Police accused of threatening, pulling gun on Black Army lieutenant during Virginia traffic stop

Virginia Police pulled guns at a Black Army officer during a traffic obstruction and threatened to execute him in a parking lot, according to the soldier's complaint and video of the encounter.
US Army Lt. Caron Nazario was driving his newly purchased Chevrolet Tahoe on December 5, 2020 when he met police last week on US Highway 460 in Windsor, about 30 miles west of downtown Norfolk. He was in uniform at the time of the stop.
Nazario, who is black and Latino, admitted in his complaint that he did not come by right away. Instead, he turned on his emergency lights and drove another 100 seconds below the speed limit so he could safely park in a well-lit gas station parking lot less than a mile down the street.
U.S. Army Lieutenant Caron Nazario was driving his newly purchased Chevy Tahoe home when two police officers passed him on December 5, 2020 in Windsor, Virginia.
At that point, Windsor police officers Joe Gutierrez and Daniel Crocker drew guns against Nazario, who, according to the lawsuit and body camera footage, was accused of driving without a license plate.
Nazario insisted he obey police orders to keep his hands in front of the window, but officers allegedly got excited when he asked what justified the escalated sweater.
"What's going on? You want to turn on the lights, my son," Gutierrez said, according to the lawsuit and body camera video.
"This is a slang term for an execution resulting from the slick reference to the electric chair execution," Nazario's attorney Jonathan Arthur wrote in the lawsuit.
Virginia recently outlawed the death penalty but killed prisoners via the electric chair for more than a century. The last prisoner to meet this cruel fate was Robert Charles Gleason Jr., 42, who pleaded guilty to two prison murders and threatened to continue killing until he received the death penalty.

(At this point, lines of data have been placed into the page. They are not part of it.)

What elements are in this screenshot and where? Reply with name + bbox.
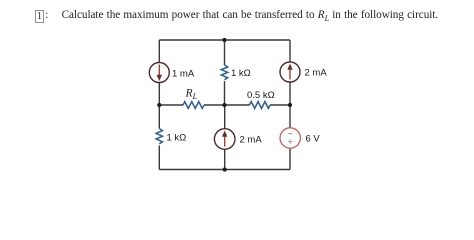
resistor RL (horizontal zigzag) xyxy=(183,102,204,109)
wire left branch lower (1 mA source to middle rail) xyxy=(158,83,160,106)
voltage source V1 6 V (circle) xyxy=(280,128,300,148)
wire middle rail center segment (RL to node) xyxy=(204,104,225,106)
svg-text:2 mA: 2 mA xyxy=(240,135,263,146)
node middle rail right junction xyxy=(288,103,292,107)
wire bottom-middle branch upper (middle rail to 2 mA source) xyxy=(224,105,226,129)
wire left branch upper (top rail to 1 mA source) xyxy=(158,40,160,63)
problem number box xyxy=(35,10,43,23)
problem statement xyxy=(45,9,48,22)
node bottom middle junction xyxy=(223,167,227,171)
wire bottom-right branch upper (middle rail to 6 V source) xyxy=(289,105,291,128)
svg-text:0.5 kΩ: 0.5 kΩ xyxy=(247,90,275,101)
svg-text:1 kΩ: 1 kΩ xyxy=(231,68,251,79)
wire right branch lower (2 mA source to middle rail) xyxy=(289,82,291,105)
current source I1 1 mA (down arrow) xyxy=(157,65,162,82)
node middle rail left junction xyxy=(157,103,161,107)
wire middle rail right segment (0.5 kohm to node) xyxy=(270,104,290,106)
current source I2 2 mA (up arrow) xyxy=(287,64,292,80)
current source I1 1 mA (circle) xyxy=(149,63,169,83)
svg-text:1 kΩ: 1 kΩ xyxy=(167,133,187,144)
wire top rail xyxy=(159,39,290,41)
node top middle junction xyxy=(222,38,226,42)
node middle rail center junction xyxy=(222,103,226,107)
wire middle rail left segment (node to RL) xyxy=(159,104,183,106)
current source I3 2 mA (up arrow) xyxy=(222,131,227,147)
wire bottom-left branch lower (1 kohm to bottom rail) xyxy=(158,146,160,170)
wire bottom-middle branch lower (2 mA source to bottom rail) xyxy=(224,149,226,169)
resistor R4 1 kohm bottom left (zigzag) xyxy=(156,129,162,144)
svg-text:1 mA: 1 mA xyxy=(172,68,195,79)
resistor R3 0.5 kohm (horizontal zigzag) xyxy=(250,102,271,109)
wire middle branch lower (1 kohm resistor to middle rail) xyxy=(224,81,226,105)
current source I2 2 mA top right (circle) xyxy=(280,62,300,82)
wire middle branch upper (top rail to 1 kohm resistor) xyxy=(224,40,226,65)
voltage source V1 minus sign xyxy=(288,133,293,135)
wire middle rail segment between node and 0.5 kohm xyxy=(225,104,250,106)
svg-text:2 mA: 2 mA xyxy=(305,68,328,79)
svg-text:RL: RL xyxy=(185,88,198,102)
wire right branch upper (top rail to 2 mA source) xyxy=(289,40,291,62)
wire bottom-left branch upper (middle rail to 1 kohm) xyxy=(158,105,160,129)
current source I3 2 mA bottom (circle) xyxy=(214,129,235,150)
voltage source V1 plus sign xyxy=(288,139,293,144)
resistor R2 1 kohm top middle (zigzag) xyxy=(221,65,227,80)
wire bottom-right branch lower (6 V source to bottom rail) xyxy=(289,148,291,170)
wire bottom rail xyxy=(159,169,290,171)
svg-text:6 V: 6 V xyxy=(306,133,321,144)
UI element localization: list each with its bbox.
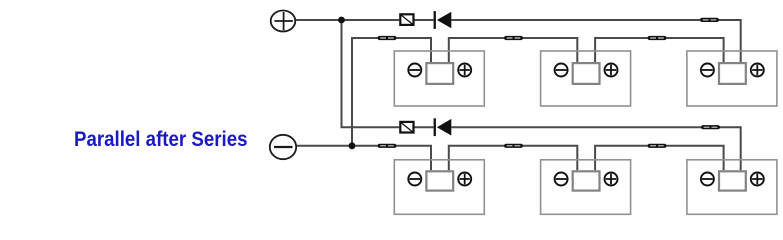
battery B6 case xyxy=(687,160,777,215)
blocking diode D1 xyxy=(434,11,452,29)
circuit breaker CB2 (square with diagonal) xyxy=(400,122,413,133)
positive terminal xyxy=(271,11,296,32)
battery B2 minus mark xyxy=(555,64,568,77)
fuse F6 xyxy=(504,144,523,148)
battery B5 plus mark xyxy=(605,173,618,186)
fuse F8 xyxy=(701,125,720,129)
battery B3 plus mark xyxy=(751,64,764,77)
fuse F3 xyxy=(648,36,667,40)
fuse F1 xyxy=(378,36,397,40)
wire: negative terminal to junction B xyxy=(297,145,352,147)
wire: series link B1 plus to B2 minus xyxy=(449,38,578,62)
wire: junction B to B4 negative post xyxy=(352,146,431,170)
fuse F5 xyxy=(378,144,397,148)
battery B5 minus mark xyxy=(555,173,568,186)
battery B6 terminal block xyxy=(719,171,746,190)
battery B2 terminal block xyxy=(573,63,600,84)
wire: D2 to battery B6 positive post xyxy=(451,127,741,170)
wire: series link B5 plus to B6 minus xyxy=(595,146,724,170)
wire: series link B4 plus to B5 minus xyxy=(449,146,578,170)
battery B2 case xyxy=(541,51,631,106)
battery B3 case xyxy=(687,51,777,106)
battery B1 minus mark xyxy=(408,64,421,77)
battery B3 terminal block xyxy=(719,63,746,84)
svg-text:Parallel after Series: Parallel after Series xyxy=(74,127,248,151)
junction A (positive bus) xyxy=(338,17,345,24)
fuse F4 xyxy=(700,18,719,22)
fuse F7 xyxy=(648,144,667,148)
wire: CB2 to D2 xyxy=(414,126,433,128)
battery B4 plus mark xyxy=(458,173,471,186)
battery B5 case xyxy=(541,160,631,215)
battery B4 case xyxy=(394,160,484,215)
wire: series link B2 plus to B3 minus xyxy=(595,38,724,62)
wire: positive terminal to breaker CB1 xyxy=(296,19,399,21)
negative terminal xyxy=(270,135,296,159)
wire: D1 to battery B3 positive post (top bus) xyxy=(451,20,741,62)
battery B1 terminal block xyxy=(426,63,453,84)
battery B1 case xyxy=(394,51,484,106)
battery B2 plus mark xyxy=(605,64,618,77)
battery B6 plus mark xyxy=(751,173,764,186)
battery B6 minus mark xyxy=(701,173,714,186)
blocking diode D2 xyxy=(434,118,452,136)
wire: CB1 to D1 xyxy=(414,19,433,21)
battery B5 terminal block xyxy=(573,171,600,190)
battery B3 minus mark xyxy=(701,64,714,77)
battery B1 plus mark xyxy=(458,64,471,77)
junction B (negative bus) xyxy=(349,142,356,149)
wire: junction B up to string-1 bus and B1 negative post xyxy=(352,38,431,146)
wire: junction A down to string-2 feed xyxy=(342,20,400,127)
battery B4 minus mark xyxy=(408,173,421,186)
battery B4 terminal block xyxy=(426,171,453,190)
circuit breaker CB1 (square with diagonal) xyxy=(400,14,413,25)
fuse F2 xyxy=(504,36,523,40)
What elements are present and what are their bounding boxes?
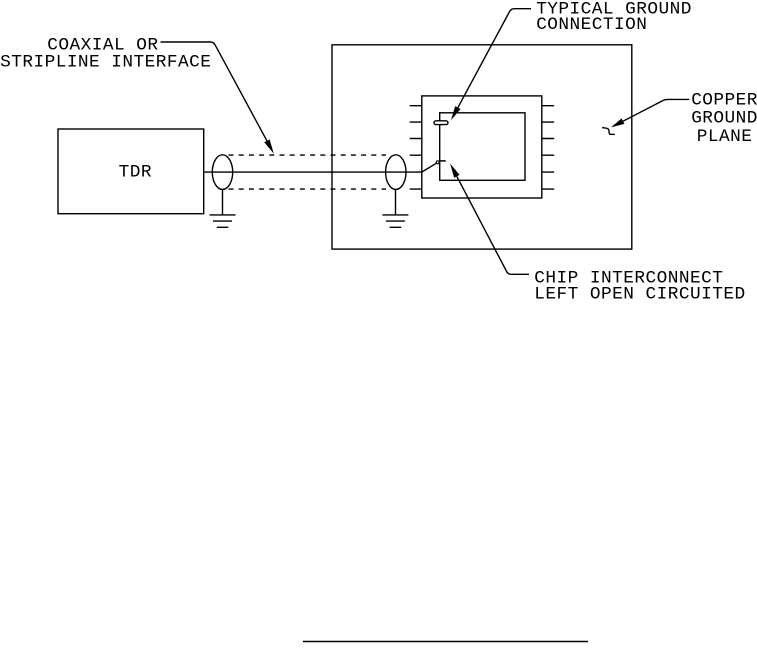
chip interconnect stub on die xyxy=(440,160,446,162)
chip package U1 outline xyxy=(422,96,542,198)
arrowhead: chip interconnect leader xyxy=(450,164,460,178)
wire: J1 ground stem xyxy=(222,189,224,215)
arrowhead: coaxial leader xyxy=(264,139,274,153)
leader: coaxial/stripline label xyxy=(161,42,267,141)
chip die xyxy=(440,113,525,181)
arrowhead: copper plane leader xyxy=(611,118,624,127)
wire: open bond wire from package pin to die xyxy=(422,163,437,172)
ground (J2) xyxy=(382,215,408,227)
TDR box xyxy=(58,129,204,214)
svg-text:GROUND: GROUND xyxy=(691,109,757,129)
svg-text:COPPER: COPPER xyxy=(691,90,757,110)
arrowhead: typical ground leader xyxy=(451,106,461,120)
connector J1 (coax launch at TDR) xyxy=(212,155,232,190)
wire: coax center conductor TDR to package xyxy=(204,171,422,173)
ground (J1) xyxy=(210,215,236,227)
copper plane texture squiggle xyxy=(602,128,615,135)
bottom rule xyxy=(303,641,588,643)
leader: chip interconnect label xyxy=(457,176,529,274)
svg-text:LEFT OPEN CIRCUITED: LEFT OPEN CIRCUITED xyxy=(534,285,745,305)
U1 left pins xyxy=(410,106,422,189)
wire: J2 ground stem xyxy=(395,189,397,215)
copper ground plane outline xyxy=(332,45,632,249)
U1 right pins xyxy=(542,106,554,189)
connector J2 (coax launch at fixture) xyxy=(386,155,406,190)
wire: coax shield bottom (dashed) xyxy=(229,188,387,190)
svg-text:CONNECTION: CONNECTION xyxy=(536,15,647,35)
node: open circuit point xyxy=(436,161,439,164)
leader: typical ground connection label xyxy=(458,9,531,108)
svg-text:PLANE: PLANE xyxy=(697,127,753,147)
wire: coax shield top (dashed) xyxy=(229,154,387,156)
typical ground connection pad (capsule across die edge) xyxy=(434,121,448,125)
leader: copper ground plane label xyxy=(623,99,689,121)
svg-text:STRIPLINE INTERFACE: STRIPLINE INTERFACE xyxy=(0,53,211,73)
svg-text:TDR: TDR xyxy=(119,163,152,183)
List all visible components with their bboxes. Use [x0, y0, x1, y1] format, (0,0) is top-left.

He was electrocuted on January 16, 2013.
Nazario told police that he was "genuinely afraid of getting out of his SUV," as the video of the incident showed, before Officer Gutierrez replied, "Yes, it should be you!"
The footage also showed that Nazario was sprayed with pepper several times, "causing him significant and immediate pain," the lawsuit said. It also caused "significant property damage to Lt. Nazario's vehicle and suffocated Lt. Nazario's dog, which was sitting in the rear of Lt. Nazario's vehicle and was secured in a box".
"Gutierrez responded by kneeling Lt. Nazario's legs to press an already yielding and blinded Lt. Nazario onto his face, ostensibly to handcuff him," wrote Arthur. "Despite the fact that Nazario was down and crying, Gutierrez and Crocker continued to beat Lt. Nazario."
Officials later warned Nazario not to complain about her treatment and threatened to prosecute him. If the lieutenant were to "chill and let go," Arthur said no charges would be brought.
Nazario was ultimately not prosecuted or charged with a traffic violation, his lawyer said. In Lt. Nazario's rear window clearly showed a new vehicle sign, Arthur claimed.
The Windsor prosecutor did not immediately return messages asking for comments on Saturday. There was no answer on the main Windsor Police Department phone line. And officials could not be immediately reached for comment on publicly listed phone numbers.
A city administrator told the Virginian pilot that the officers were still working for the police.